I have an extremely developed sense of smell and am easily bothered by other people’s body odor. Unfortunately, having chronic lymphatic leukemia has changed my body odor. I need to take extra measures in order not to be bothering others (and myself) with unpleasant scents.
Chronic disease often comes accompanied by body odor. Bromhidrosis is the yucky smell which is produced by bacteria on the skin that break acids in your sweat. Excessive sweating is a condition called hyperhidrosis, if you have stinky feet you suffer from bromodosis. Bad breath or halitosis is self-explanatory. All of us have to deal with bothersome odors once in a while.
When you suffer from hyperhidrosis, you sweat excessively without physical need of regulating your temperature. The basic advice for people suffering from unpleasant body odors is having a daily hot shower and using antibacterial soaps, especially under the armpits and for their feet. (Make sure you scrub your toenails as well). Use roll-on deodorant, because it is more helpful against heavy perspiring and check the amount of aluminum chloride it contains, because this is what increases the effect. Wear clean clothes which are washed regularly and use natural fibers like cotton, silk, linen and wool. If you are cold, wear several layers and get rid of them one by one when you it is getting warmer.

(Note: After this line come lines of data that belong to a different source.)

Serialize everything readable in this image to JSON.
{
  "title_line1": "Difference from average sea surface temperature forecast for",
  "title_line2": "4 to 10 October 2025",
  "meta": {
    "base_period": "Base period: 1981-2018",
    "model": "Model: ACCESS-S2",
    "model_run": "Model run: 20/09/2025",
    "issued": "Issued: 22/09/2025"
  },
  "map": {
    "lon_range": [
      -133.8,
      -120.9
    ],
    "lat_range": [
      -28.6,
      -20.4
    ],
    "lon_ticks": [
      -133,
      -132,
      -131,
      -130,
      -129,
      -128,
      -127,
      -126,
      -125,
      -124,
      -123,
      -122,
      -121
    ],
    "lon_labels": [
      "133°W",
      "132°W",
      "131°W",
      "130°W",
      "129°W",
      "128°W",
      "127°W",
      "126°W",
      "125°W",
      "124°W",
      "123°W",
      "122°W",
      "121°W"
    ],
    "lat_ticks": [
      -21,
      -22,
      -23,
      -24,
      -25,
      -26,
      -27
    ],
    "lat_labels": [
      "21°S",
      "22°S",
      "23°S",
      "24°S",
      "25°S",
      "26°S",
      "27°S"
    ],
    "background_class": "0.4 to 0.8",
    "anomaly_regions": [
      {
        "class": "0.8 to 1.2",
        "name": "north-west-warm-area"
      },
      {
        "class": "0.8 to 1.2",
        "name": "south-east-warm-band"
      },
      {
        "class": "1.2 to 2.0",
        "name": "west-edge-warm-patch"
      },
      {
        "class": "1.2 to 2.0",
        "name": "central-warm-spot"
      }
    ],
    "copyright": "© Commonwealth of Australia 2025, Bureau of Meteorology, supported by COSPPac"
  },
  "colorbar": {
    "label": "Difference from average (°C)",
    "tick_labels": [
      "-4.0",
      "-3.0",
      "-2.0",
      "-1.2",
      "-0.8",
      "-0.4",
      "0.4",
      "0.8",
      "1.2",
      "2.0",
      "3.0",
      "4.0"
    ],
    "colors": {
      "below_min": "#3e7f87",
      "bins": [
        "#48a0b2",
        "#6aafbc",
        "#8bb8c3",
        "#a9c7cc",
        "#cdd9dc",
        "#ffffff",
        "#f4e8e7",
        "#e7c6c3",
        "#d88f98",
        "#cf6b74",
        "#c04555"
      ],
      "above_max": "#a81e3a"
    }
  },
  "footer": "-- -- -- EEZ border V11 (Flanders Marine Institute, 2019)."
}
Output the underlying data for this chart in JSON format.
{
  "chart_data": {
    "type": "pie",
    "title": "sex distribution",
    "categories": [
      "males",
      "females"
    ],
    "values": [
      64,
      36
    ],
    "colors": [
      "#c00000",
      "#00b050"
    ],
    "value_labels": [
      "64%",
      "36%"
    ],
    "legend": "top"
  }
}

Avoid spicy food … we all know about the benefits of garlic when dealing with vampires, but it is not advantageous when meeting normal people. Botox and surgery are your last resorts when managing excessive sweating. Be aware that not only spicy food, but also alcohol and your medication can change your body odor.
Use an antibacterial spray for sour shoes and talc for your feet. Body talc is a good solution for warmer climates as I have come to realize in Southern Europe. A simple remedy against halitosis is taking zinc. It does not only improve your immune system, but also makes your breath less stale. Chewing gum, sprays and regular dental hygiene as well as thorough teeth (and tongue) brushing after each meal help as well.
Fever has an impact on your body odor and makes you sweat more. Hormonal changes during puberty and menopause can cause nocturnal perspiration. Leukemia can do so as well, which means that I have to be extra careful when buying the right kind of nighties.
Diabetes causes a fruity, sweet smell reminding of nail polish, kidney disease makes your sweat smell like bleach and liver diseases make breath fishy, schizophrenic people have a balsamico vinegar sweat. Even cancer seems to have a distinctive smell. Doctors think that dogs and fruit flies could be used in order to detect illness early on.
When I was diagnosed with leukemia I wondered whether mosquitos would avoid me from now on as my blood might not be tasty anymore. Too bad, but they don’t! Dr. George Preti of the Philadelphia Monell Chemical Senses Institute believes a certain “cancer scent” exists. I do my best to get rid of it!